Pressemitteilung
Zum Tag der Pressefreiheit: Warum digitale Öffentlichkeit mehr als nur Plattformregulierung und ein Social-Media-Verbot braucht
Hamburg, 29. April 2026 – Digitale Resilienz wird zur Schlüsselkompetenz einer demokratischen Gesellschaft. Während Europa die Regulierung gegenüber TikTok, YouTube, Instagram & Co. verschärft, wächst die Sorge um Kinder und Jugendliche. Frankreich treibt ein Verbot für unter 15-Jährige voran, weitere Länder prüfen ähnliche Schritte. Auch in Deutschland debattieren Experten über Leitplanken für Kinder- und Jugendschutz im Netz.

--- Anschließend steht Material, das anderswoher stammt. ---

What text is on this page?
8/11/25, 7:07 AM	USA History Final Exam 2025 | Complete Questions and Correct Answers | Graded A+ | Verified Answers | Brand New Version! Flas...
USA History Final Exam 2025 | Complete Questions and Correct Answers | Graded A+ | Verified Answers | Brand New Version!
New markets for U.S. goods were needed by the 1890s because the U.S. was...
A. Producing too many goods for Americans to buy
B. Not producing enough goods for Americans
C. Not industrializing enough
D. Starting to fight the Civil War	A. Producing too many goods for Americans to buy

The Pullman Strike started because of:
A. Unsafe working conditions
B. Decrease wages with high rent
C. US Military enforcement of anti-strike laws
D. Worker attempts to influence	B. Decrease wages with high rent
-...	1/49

Doch Verbote allein reichen nicht aus. Wer Kinder und Jugendliche im digitalen Raum schützen will, muss sie zugleich stärken. Zum Tag der Pressefreiheit warnt das VOCER-Institut für Digitale Resilienz deshalb vor einer allzu verkürzten politischen Debatte. Nicht nur einzelne Inhalte seien das Problem, sondern die Architektur digitaler Öffentlichkeit selbst: „Wir reden aktuell viel zu viel über Verbote, aber zu wenig über die Systeme dahinter. Plattformen sind keine neutralen Kommunikationsräume, sondern hochoptimierte Aufmerksamkeitsmaschinen. Ohne Eingriffe entsteht keine freie, sondern eine durch ökonomische Interessen gesteuerte Öffentlichkeit“, sagt Dr. Stephan Weichert, Gründungsdirektor des VOCER-Instituts für Digitale Resilienz.

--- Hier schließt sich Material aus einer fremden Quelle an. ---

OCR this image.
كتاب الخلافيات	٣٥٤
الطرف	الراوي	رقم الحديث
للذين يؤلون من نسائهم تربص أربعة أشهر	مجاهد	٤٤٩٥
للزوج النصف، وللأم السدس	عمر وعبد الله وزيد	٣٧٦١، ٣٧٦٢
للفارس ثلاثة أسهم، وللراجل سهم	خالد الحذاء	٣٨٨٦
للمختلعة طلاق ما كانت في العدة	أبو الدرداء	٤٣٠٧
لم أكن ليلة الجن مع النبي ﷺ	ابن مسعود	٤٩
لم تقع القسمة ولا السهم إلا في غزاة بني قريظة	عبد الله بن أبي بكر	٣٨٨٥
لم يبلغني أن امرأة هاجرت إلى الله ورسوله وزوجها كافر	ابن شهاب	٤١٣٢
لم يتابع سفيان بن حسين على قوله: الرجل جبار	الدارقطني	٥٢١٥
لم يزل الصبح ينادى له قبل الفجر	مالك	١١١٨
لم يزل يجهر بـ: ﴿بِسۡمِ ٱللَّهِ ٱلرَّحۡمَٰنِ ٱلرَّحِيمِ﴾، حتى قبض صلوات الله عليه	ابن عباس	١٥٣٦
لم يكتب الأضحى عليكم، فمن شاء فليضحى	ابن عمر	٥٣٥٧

Öffentliche Meinungsbildung findet heute zunehmend auf privatwirtschaftlichen und rein konsumorientierten Plattformen statt. Dort entscheiden algorithmische Empfehlungssysteme, Reichweitenlogiken und kommerzielle Anreizmodelle darüber, was sichtbar wird, welche Themen dominieren und wie gesellschaftliche Debatten verlaufen. Was den Anschein von Freiheit hat, ist häufig vorstrukturiert.
Es drohe Handlungsverzug, so Weichert: „Unsere empirische Arbeit der vergangenen Jahre spricht dafür, dass wir endlich einen klaren Schlussstrich unter die ungefilterte Social-Media-Nutzung ziehen müssen – und zwar nicht nur, um unsere Kinder davor zu schützen, sondern auch deren Eltern.“
Aus Sicht von Weichert sind Altersbegrenzungen und Zugangsbeschränkungen allenfalls ein optischer Schritt. Denn technische Hürden lassen sich leicht aushebeln, strukturelle Probleme bleiben existent. Ein Verbot unter 15 wirke auf den ersten Blick daher wie ein Befreiungsschlag. „Die eigentlichen Probleme digitaler Abhängigkeit, des Datenmissbrauchs und der Unterwerfung unter eine zunehmend toxische Öffentlichkeit werden dadurch langfristig aber nicht gelöst “, so Weichert.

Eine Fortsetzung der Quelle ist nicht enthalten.